Hildegard’s musical language in c.1150 was necessarily monophonic; experiencing the full hour can be a fine meditative experience. MacMillan's choral writing offers true drama, and typically sensitive setting of the Latin text. Though he gives the devil none of the best tunes – the role is a spoken one and of minimal interest, however well delivered by Charles Gibbs – the composer refuses to let the Virtues be white versus black, and runs the colours of the rainbow, and a full dynamic range, for them. Just when you think the individual preachings of Humility and Charity in Part Two are getting a bit too vanilla, bold rhythms and dynamism take over. Part Three, when the battle is for the fugitive, not against the devil, has a blinding conviction, with striking vocal glissandi from the Soul – a truly operatic performance from BBC Singer Emma Tring – and the Virtues. The binding of the serpent notches the tension up further still, and the contributions throughout of Andrew Barclay (pictured above) on crotales, vibraphone, suspended cymbal, tom-tom and stunningly various effects on the bass drum heighten both the drama and the ritual.
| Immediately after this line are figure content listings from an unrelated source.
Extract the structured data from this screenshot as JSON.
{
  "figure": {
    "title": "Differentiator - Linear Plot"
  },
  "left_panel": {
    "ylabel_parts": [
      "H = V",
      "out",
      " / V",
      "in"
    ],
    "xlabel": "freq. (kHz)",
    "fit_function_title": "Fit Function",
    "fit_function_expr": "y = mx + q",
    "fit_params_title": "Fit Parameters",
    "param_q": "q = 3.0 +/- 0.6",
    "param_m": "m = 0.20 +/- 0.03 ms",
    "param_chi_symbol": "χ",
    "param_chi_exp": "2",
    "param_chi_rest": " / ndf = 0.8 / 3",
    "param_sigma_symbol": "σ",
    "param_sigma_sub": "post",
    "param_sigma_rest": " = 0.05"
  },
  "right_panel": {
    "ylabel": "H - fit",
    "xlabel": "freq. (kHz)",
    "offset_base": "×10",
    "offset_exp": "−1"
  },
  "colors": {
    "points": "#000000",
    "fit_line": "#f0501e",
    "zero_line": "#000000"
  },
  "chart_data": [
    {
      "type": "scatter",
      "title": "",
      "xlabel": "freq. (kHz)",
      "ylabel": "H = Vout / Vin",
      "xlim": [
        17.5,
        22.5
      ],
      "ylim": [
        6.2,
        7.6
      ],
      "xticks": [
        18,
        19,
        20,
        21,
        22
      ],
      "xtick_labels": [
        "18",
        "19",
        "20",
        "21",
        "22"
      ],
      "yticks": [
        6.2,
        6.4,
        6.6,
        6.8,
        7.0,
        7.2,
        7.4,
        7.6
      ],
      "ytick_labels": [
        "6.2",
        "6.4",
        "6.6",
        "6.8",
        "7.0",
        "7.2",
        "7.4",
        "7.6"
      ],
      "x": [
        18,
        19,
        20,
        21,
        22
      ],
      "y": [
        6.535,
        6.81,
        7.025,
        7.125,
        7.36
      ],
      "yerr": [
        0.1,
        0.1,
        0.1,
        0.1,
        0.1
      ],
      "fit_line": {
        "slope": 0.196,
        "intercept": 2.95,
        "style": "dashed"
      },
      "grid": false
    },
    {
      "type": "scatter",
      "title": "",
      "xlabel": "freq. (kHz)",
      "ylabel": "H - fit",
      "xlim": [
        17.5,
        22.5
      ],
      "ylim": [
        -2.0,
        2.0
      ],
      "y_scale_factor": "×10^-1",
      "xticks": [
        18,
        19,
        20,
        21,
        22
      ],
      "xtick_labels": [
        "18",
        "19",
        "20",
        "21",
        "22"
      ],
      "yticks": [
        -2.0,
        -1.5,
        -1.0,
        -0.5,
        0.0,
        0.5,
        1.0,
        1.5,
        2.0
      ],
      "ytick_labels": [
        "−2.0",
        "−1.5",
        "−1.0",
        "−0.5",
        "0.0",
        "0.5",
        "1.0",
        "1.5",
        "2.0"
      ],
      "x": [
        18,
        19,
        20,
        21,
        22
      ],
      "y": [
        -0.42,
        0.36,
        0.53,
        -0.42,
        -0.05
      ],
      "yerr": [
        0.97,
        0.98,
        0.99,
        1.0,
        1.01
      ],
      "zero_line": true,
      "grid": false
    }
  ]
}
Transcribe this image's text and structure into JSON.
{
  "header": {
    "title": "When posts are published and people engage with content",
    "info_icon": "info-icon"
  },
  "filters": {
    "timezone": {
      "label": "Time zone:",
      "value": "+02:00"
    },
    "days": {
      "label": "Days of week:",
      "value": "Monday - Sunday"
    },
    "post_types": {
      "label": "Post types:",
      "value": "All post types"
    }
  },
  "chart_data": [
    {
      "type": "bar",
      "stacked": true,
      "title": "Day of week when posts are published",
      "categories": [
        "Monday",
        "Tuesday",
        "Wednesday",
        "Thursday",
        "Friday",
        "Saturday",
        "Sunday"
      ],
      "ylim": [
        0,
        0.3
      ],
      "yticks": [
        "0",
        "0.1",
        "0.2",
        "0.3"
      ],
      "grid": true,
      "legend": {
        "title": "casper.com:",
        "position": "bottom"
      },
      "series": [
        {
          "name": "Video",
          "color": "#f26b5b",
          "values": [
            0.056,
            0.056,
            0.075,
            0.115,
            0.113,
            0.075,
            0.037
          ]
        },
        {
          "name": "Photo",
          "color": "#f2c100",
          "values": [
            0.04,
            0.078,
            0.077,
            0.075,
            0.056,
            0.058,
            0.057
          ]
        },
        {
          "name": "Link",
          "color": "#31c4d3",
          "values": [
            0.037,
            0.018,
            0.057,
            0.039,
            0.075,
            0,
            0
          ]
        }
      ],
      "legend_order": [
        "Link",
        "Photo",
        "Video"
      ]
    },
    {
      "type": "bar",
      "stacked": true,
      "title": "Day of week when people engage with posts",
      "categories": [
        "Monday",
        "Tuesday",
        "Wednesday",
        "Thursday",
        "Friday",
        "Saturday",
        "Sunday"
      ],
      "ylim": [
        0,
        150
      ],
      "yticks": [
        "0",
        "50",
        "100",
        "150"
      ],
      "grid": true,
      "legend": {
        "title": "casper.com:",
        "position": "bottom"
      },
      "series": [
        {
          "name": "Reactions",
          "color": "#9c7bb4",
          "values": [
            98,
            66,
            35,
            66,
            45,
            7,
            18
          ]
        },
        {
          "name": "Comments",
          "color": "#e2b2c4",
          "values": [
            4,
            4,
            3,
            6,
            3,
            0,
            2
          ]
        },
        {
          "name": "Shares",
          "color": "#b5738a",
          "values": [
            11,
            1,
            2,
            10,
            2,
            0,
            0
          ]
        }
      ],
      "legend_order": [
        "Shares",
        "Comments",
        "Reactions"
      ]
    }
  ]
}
This is, of course, the ultimate triumph for Sofi Jeannin and the BBC Singers in a 100th anniversary year we weren’t at one stage sure they were going to survive to see (Ordo Virtutum was composer in 2020-1 for Leipzig’s Mitteldeutscher Rundfunk Choir, but not premiered by them until January of last year; this is its first UK performance): the many solos alongside Tring and the more choral-soprano purity of Rebecca Lea were all superbly taken, and the great blazes, enriched by an essential ongoing collaboration with National Youth Voices, dazzle and disorientate. They also at times deafen, an unpleasant side-effect of Milton Court Concert Hall, no better than its parent Barbican Hall in over-amplifying, and its coffin-like interior always feels unwelcoming, to me, at any rate. Better, surely, would be a church setting and an element of costuming and acting out; with the performers, however committed, facing us motionless, you’re also conscious that diversity is never the name in British professional choral singing, not even in the youth division. But at least the English translation could be projected on the back wall, and focus.entirely on the music made us realise what a major contribution MacMillan has made, yet again, to the repertoire (the composer pictured above with Lea, Tring and Jeannin). A fascinating sacred counterpoint to the profane drama of Turnage’s Festen earlier this week – and if not, ultimately, as moving, for me, just as various and compelling.